Summary
In Giampa v. Chrysler Corp., 272 Mich. 327, the question of its propriety was not raised and the only issue was that of time, i. e., whether it had effect upon the settlement as of the date of the order or on the date of the settlement receipt.
Summary of this case from Weaver v. Antrim Iron Co.Opinion
Docket No. 38, Calendar No. 38,333.
Submitted June 5, 1935.
Decided September 9, 1935.
Appeal from Department of Labor and Industry. Submitted June 5, 1935. (Docket No. 38, Calendar No. 38,333.) Decided September 9, 1935.
John Giampa presented his claim for compensation against the Chrysler Corporation for accidental injury sustained while in defendant's employ. On petition for further compensation. Award to plaintiff. Defendant appeals. Affirmed.
Sol A. Dann, for plaintiff.
Kerr, Lacey Scroggie, for defendant.
This is certiorari to review an award of compensation.
Plaintiff sustained an accidental injury July 24, 1928. He was paid compensation to September 16th under approved agreement. Settlement receipt was filed November 10th, but was not approved by the department. Plaintiff continued to work for defendant until November 7, 1929. He has not worked since. His condition has become progressively worse and he has been totally disabled since leaving defendant's employ. He made no claim for further compensation until April 12, 1934, when he filed the instant petition for that purpose. He was awarded compensation for total disability from November 7, 1929.
Defendant contends that compensation, if allowed, should commence on the filing of the petition for further compensation because of plaintiff's laches. The statute suggests no such defense. Delay may go to the good faith and integrity of the claim and properly may be considered by the department in connection with other evidence. See Louwaert v. D. Graff Sons, 256 Mich. 387. But once the department takes jurisdiction of an injury it retains it to the end of the compensable period, to award such compensation as the statute allows and the facts warrant. Jelusich v. Wisconsin Land Lumber Co., 267 Mich. 313; Rowe v. Consumers Power Co., 268 Mich. 162. Both extent and commencement of plaintiff's disability were questions of fact, not of jurisdiction.
On July 17, 1933, the department made general order No. 30, approving all settlement receipts filed prior to April 17, 1932, in which no proceedings had been had within one year before such date, with like effect as if the order had been specifically entered in each case, providing, however, that the employee may at any time file application for further compensation and for an award when warranted by the facts.

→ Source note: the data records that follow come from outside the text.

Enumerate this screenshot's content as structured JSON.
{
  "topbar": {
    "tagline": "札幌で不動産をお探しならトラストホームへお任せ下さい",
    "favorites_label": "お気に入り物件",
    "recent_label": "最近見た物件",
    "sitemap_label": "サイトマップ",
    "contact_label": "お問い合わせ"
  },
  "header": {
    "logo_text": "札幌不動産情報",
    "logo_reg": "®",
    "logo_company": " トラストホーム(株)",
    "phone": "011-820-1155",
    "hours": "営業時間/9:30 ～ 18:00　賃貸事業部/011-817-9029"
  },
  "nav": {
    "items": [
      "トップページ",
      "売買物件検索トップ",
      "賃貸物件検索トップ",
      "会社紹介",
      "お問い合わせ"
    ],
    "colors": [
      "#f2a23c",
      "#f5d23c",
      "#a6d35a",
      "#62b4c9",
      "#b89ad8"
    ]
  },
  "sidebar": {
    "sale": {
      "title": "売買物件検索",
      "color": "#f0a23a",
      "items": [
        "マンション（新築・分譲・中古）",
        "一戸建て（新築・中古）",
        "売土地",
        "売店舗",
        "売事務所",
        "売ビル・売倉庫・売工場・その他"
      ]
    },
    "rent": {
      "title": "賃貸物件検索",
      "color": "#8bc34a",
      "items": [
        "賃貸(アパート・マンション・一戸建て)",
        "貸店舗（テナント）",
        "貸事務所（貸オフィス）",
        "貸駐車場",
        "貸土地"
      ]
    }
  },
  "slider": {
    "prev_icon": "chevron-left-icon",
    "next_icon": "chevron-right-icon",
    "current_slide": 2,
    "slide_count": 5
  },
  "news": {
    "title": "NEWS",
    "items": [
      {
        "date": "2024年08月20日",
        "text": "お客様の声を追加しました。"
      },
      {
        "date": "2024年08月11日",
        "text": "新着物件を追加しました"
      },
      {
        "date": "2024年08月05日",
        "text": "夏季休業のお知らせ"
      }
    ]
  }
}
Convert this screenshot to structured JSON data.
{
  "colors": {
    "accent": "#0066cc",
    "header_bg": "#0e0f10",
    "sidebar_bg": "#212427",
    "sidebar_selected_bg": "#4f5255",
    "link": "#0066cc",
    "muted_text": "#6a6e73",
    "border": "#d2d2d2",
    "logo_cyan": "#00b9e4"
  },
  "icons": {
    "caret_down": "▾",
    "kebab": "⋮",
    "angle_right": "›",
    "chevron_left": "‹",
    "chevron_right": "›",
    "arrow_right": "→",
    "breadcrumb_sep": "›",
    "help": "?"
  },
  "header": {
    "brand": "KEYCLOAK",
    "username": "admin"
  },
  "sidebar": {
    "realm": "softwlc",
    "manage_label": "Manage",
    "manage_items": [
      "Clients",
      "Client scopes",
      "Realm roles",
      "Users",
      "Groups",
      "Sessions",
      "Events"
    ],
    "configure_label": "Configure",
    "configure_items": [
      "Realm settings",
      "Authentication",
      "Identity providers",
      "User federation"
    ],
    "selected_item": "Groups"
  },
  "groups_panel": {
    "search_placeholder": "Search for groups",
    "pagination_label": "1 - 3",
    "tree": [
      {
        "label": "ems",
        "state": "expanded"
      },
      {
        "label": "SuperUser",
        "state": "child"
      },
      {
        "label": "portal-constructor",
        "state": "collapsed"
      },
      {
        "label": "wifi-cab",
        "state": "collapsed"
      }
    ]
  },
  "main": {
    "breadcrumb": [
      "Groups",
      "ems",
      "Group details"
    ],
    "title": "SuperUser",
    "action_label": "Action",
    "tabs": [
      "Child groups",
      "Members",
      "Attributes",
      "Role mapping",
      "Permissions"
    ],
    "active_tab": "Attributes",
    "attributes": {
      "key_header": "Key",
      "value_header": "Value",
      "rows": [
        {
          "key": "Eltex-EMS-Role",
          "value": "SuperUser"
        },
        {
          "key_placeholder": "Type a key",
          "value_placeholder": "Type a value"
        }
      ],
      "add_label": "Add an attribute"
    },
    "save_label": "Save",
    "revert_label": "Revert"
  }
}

Defendants contend the proviso should be stricken because the approval of a settlement receipt must be unconditional ( Butler v. Millman, 271 Mich. 113), the order must be given effect as a complete settlement to its date and there was no change of condition after adoption of the order. There was a change of condition after the settlement itself. If the order was intended to deny right to compensation after the settlement and to the date of the order, it would not only be most unreasonable but of extremely doubtful validity because it does not purport to have been entered after notice to the parties affected, hearing, or opportunity for hearing upon conditions after the settlement. It was not so intended by the department. It was an approval of the settlement as made and of the time made and does not purport to adjudicate conditions subsequent thereto. As indicated by the opinion of the department, the primary purpose of the rule was to prevent employees from obtaining court judgments upon awards in cases where unapproved settlement receipts had been filed and where the employees had recovered wholly or partially from the injuries, and, thus, to preserve to the department jurisdiction to allow such compensation after the settlement as should be just. It cannot be construed as operating to deny an employee unjust compensation during the period between the settlement receipt and date of the order and also to deny him just compensation for the same period.
Affirmed.
POTTER, C.J., and NELSON SHARPE, NORTH, WIEST, BUTZEL, BUSHNELL, and EDWARD M. SHARPE, JJ., concurred.